In a Jan. 4 report (.pdf), HUD's OIG says the agency issued 19 grants worth a total of nearly $70 million from fiscal 2008 to 2010 through the Assisted Living Conversion Program to private, non-profit development owners to convert dwelling units into an assisted living facility.

In its report, the OIG says that 9 of the grants contained items or were for construction activities that did not directly relate to the conversion of units and common space for assisted living.  The agency also failed to ensure that the performance period for six of the grants was under an 18-month threshold.

These lapses occurred because "HUD lacked procedures and controls for identifying ineligible activities" and the agency can't determine how much the unqualified construction items cost in these projects because its reporting requirements have contractors list budget costs by general sections, such as concrete and masonry.

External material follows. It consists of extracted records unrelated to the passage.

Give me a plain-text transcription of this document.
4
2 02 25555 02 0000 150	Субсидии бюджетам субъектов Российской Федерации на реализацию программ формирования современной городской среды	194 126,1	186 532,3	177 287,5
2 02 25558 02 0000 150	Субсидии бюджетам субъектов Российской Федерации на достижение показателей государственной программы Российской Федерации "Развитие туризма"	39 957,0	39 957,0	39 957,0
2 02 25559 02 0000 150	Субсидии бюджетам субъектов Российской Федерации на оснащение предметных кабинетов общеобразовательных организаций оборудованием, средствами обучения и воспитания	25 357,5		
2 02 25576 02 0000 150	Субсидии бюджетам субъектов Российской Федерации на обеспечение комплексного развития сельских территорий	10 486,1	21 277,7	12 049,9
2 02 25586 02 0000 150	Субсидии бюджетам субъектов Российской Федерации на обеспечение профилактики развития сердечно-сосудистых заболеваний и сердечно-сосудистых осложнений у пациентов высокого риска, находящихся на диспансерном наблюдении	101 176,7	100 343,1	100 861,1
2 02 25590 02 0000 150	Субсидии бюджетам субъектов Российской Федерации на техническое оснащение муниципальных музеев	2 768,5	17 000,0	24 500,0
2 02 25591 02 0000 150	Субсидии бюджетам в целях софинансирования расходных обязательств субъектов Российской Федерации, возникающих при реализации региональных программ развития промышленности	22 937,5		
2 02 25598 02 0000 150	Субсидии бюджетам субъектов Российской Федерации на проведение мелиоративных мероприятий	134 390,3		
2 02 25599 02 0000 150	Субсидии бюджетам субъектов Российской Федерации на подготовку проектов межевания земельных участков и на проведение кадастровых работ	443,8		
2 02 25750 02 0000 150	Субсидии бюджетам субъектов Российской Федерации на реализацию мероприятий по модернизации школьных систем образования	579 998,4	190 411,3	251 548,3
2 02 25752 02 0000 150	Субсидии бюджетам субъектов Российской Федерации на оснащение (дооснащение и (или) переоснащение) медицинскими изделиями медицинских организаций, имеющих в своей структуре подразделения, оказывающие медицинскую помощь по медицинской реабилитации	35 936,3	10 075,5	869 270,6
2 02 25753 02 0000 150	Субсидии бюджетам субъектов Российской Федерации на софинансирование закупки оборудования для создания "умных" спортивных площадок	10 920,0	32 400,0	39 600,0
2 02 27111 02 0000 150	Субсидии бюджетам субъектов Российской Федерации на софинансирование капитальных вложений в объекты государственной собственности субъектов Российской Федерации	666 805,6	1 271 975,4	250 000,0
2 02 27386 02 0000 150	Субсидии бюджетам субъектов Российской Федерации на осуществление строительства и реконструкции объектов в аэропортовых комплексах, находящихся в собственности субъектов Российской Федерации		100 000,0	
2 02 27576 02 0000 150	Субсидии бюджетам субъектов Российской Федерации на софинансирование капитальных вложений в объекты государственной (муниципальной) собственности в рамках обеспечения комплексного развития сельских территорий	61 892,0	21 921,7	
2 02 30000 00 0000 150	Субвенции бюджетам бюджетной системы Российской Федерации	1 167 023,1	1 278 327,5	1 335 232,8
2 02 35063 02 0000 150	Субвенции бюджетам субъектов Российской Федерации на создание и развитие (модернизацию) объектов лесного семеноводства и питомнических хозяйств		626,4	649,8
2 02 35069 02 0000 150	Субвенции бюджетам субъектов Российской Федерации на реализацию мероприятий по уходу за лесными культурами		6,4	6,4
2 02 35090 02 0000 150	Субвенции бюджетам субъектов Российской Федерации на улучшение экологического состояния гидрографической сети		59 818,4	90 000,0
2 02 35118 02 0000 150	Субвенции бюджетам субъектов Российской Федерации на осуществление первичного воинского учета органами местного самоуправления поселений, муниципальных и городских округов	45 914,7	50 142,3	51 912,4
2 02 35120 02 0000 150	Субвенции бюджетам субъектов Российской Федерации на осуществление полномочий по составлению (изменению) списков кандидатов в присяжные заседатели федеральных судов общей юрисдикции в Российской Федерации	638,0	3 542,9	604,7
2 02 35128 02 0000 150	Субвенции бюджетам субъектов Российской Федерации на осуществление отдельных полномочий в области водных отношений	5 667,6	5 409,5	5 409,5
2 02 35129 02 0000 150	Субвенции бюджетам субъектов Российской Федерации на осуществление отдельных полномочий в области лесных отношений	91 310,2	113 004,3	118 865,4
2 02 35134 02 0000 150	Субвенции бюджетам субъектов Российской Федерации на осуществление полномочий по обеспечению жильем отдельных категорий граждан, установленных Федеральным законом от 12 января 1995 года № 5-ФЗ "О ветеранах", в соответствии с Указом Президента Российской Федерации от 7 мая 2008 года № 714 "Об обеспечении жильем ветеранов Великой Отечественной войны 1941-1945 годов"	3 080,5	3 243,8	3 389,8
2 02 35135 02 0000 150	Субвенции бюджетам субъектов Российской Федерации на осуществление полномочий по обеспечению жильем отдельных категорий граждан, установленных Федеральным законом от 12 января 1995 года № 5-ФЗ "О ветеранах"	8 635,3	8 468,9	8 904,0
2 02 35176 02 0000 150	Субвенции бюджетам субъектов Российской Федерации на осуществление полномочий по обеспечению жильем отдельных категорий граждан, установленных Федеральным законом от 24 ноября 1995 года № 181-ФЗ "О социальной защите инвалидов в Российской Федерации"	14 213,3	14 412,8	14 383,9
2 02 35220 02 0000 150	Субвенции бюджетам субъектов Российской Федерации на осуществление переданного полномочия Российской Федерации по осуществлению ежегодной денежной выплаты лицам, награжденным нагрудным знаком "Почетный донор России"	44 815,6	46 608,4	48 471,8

The agency did not adequately prepare its field offices to understand program requirements when approving and reviewing grant applications, says the report. Field office staff said the lack of guidance led them to develop their own oversight and application processing which varied among the offices, says the OIG.

The unclear guidance also led to grantees getting payment disbursements even if they did not submit required biannual progress and financial reports. Field offices also failed to conduct bimonthly inspections for five grants and performed no inspection for one of the grans.

The report recommends that HUD review all 19 applications, identify ineligible items and seek reimbursement from the grantees or adjust the awards for active projects accordingly. It even suggests meeting with HUD's Office of General Counsel over these ineligible items.

The agency should also implement controls for applications and on-site reviews, to ensure projects are completed properly and in less than 18 months, says the OIG.